Acknowledge: return any 2xx status to stop retries. Non-2xx triggers a retry.
Errors
All errors return a JSON body with an error field describing the problem.
{
"error": "Payment link not found: 01959f3a-..."
} | Status | Meaning |
|---|---|
| 400 | Bad request — invalid fields, bad Ethereum address, unsupported chain or token, or duplicate (chain, token) option. |
| 401 | Unauthorized — missing or invalid Authorization bearer token or X-Link-Sig header. |
| 403 | Forbidden — direct browser request blocked by Origin header check. The /checkout endpoint must be called via the API proxy, not directly from a browser. |
| 404 | Not found — link or payment ID does not exist. |
| 410 | Gone — link is expired, already paid, or cancelled. |
| 422 | Unprocessable — invalid webhook URL, or no confirmed payment found for replay. |
/mcp Streamable HTTPMCP server
The API exposes a native Model Context Protocol server.
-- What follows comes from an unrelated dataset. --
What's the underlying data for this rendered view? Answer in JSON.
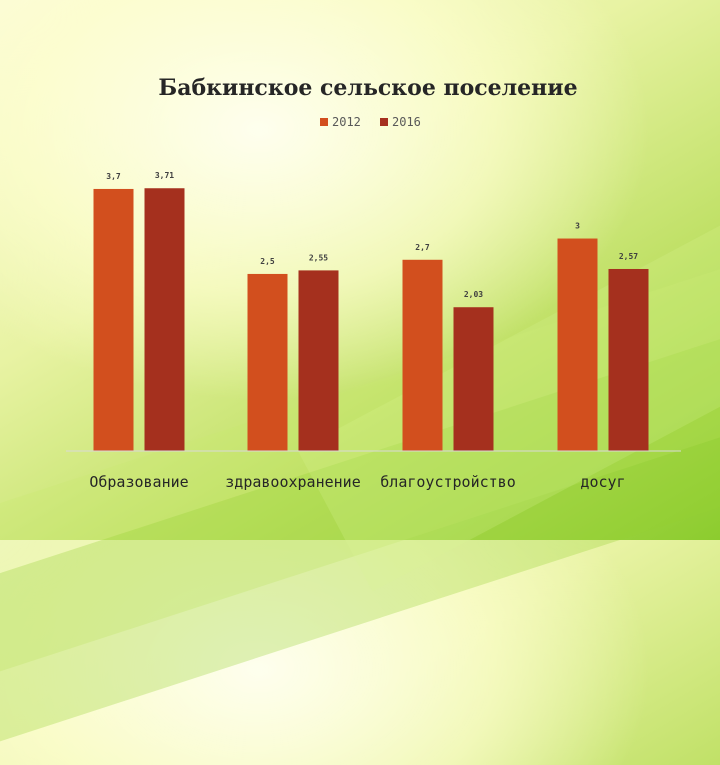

Add stablc to Claude Desktop, Cursor, or any MCP-compatible client with a single config line — no API key, no SDK, no glue code. AI agents can create payment links and check status directly through the MCP tools.
| Tool | Maps to | Description |
|---|---|---|
| listChains | GET /v1/chains | Returns all supported chains and tokens. Call before creating a link. |
| createPaymentLink | POST /v1/payment-links | Creates a new payment link. Returns checkout URL and secret. |
| getPaymentLinkStatus | GET /v1/payment-links/:id | Gets current status and details. Pass linkSecret from creation. |
Add to Claude Desktop
Edit your claude_desktop_config.json (macOS: ~/Library/Application Support/Claude/):
// Claude Desktop — claude_desktop_config.json
{
"mcpServers": {
"stablc": {
"command": "npx",
"args": ["-y", "mcp-remote", "https://api.stablc.xyz/mcp"]
}
}
} Direct HTTP (advanced)
Most users connect via an MCP client. For custom integrations, the transport is JSON-RPC 2.0 over POST /mcp:
# MCP uses streamable HTTP — the client sends JSON-RPC over POST /mcp
# Most users connect via an MCP client (Claude Desktop, Cursor, etc.)
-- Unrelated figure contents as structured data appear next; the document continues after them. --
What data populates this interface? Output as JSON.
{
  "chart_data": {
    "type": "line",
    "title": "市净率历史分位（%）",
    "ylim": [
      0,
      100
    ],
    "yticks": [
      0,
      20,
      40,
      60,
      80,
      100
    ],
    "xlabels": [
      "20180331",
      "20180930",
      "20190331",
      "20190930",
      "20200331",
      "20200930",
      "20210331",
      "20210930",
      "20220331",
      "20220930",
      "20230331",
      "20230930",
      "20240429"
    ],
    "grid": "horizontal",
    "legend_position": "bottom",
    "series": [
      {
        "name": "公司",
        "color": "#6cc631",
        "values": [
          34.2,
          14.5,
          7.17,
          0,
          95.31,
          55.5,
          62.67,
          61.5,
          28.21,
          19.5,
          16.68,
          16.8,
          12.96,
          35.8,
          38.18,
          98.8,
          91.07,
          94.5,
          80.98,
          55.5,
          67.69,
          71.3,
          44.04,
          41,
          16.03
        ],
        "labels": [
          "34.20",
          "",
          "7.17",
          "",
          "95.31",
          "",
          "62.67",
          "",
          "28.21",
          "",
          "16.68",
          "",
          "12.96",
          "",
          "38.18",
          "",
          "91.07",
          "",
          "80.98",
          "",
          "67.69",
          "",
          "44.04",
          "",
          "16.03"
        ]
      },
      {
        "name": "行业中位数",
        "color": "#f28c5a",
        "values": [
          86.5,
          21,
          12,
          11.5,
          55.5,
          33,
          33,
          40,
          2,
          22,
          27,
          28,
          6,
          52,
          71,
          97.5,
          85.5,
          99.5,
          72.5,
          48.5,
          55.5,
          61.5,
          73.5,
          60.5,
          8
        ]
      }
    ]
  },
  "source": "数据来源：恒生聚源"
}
# Direct HTTP example (initialize):
curl -X POST https://api.stablc.xyz/mcp \
-H "Content-Type: application/json" \
-d '{"jsonrpc":"2.0","id":1,"method":"initialize","params":{"protocolVersion":"2024-11-05","capabilities":{},"clientInfo":{"name":"my-agent","version":"1.0"}}}' No auth for MCP negotiation: the MCP protocol handshake requires no authentication. Tool calls that manage links will require the linkSecret parameter where applicable.
Wallet auth alternative: if your MCP client controls an Ethereum wallet (e.g. an on-chain agent), use wallet signature auth instead of link secrets — pass X-Wallet-Signature + X-Wallet-Address headers. The wallet address becomes the merchant identity with zero registration friction.
Compatible clients: Claude Desktop · Cursor · Windsurf · any client implementing MCP Streamable HTTP transport (2024-11-05+).